There have been many fine revivals of Tennessee Williams’s greatest play since its 1947 Broadway premiere, a landmark in American theatre history; but none has been able to erase the memories of the performances by Marlon Brando, Vivien Leigh and Karl Malden in the Elia Kazan 1951 film.

The great strength of Scottish Ballet’s inventive version, which mixes drama, ballet and musical, is its dramaturgy. The dance narrative has a director, Nancy Meckler, and a choreographer, Annabelle Lopez Ochoa. Audiences who know the play will appreciate just how crystal clear their scenario is.

Blanche Dubois, the faded, vulnerable Southern belle, one of the great modern roles, sees herself as a heroine in a play by Alexander Dumas. “I don’t want realism!” she cries. “I want magic!” She loses everything – inheritance, home, family, husband and finally her mind.

The ballet begins with the back story in the old South before the destitute Blanche comes to New Orleans in the 1940’s to stay with her sister, Stella, who is married to the brutal Stanley Kowalski.

Blanche had married a young man who turned out to be gay. He committed suicide. Her promiscuous behaviour, which included the seduction of a youngster, shocked the community so much, she was expelled.

The past continues to haunt her. There are flashbacks to her husband and her notorious reliance on the kindness of strangers. The choreography and the music express Williams’s text so well.

Peter Salem’s contemporary, jazzy, atmospheric score, which uses original and natural sounds, plus an electronic beat, is particularly effective. There is no dialogue, only a popular song, Only a Paper Moon (heard on the radio), and one single word, Stanley yelling his wife’s name, Stellaaaaaaa!

Nicola Turner’s design is minimalist. The DuBois family mansion crumbles before our eyes, leaving a pile of debris and packing crates, which are then constantly moved around the stage and re-arranged, quickly and effectively by the dancers, creating different locations.

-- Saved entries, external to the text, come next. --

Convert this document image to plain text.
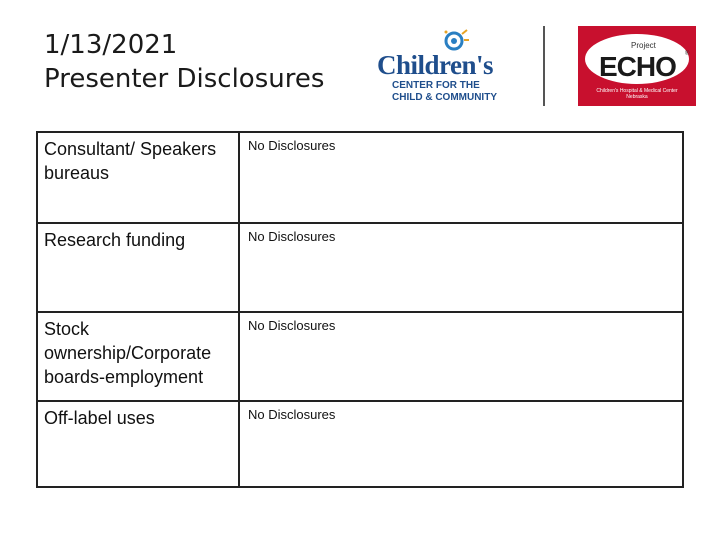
1/13/2021
Presenter Disclosures Children's
CENTER FOR THE
CHILD & COMMUNITY
Project
ECHO ®
Children's Hospital & Medical Center
Nebraska
Consultant/ Speakers bureaus
No Disclosures
Research funding	No Disclosures
Stock ownership/Corporate boards-employment
No Disclosures
Off-label uses	No Disclosures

At the performance I attended, Blanche and Stanley were danced by Roseanna Leney and Benjamin Thomas. The scene which had the most erotic and traumatic impact – so brutal it silenced the theatre – is when Stanley rapes Blanche. The silence on stage and in the auditorium was deafening.

Scottish Ballet’s A Streetcar Named Desire, not seen since 2015, deserves to be revived much more often.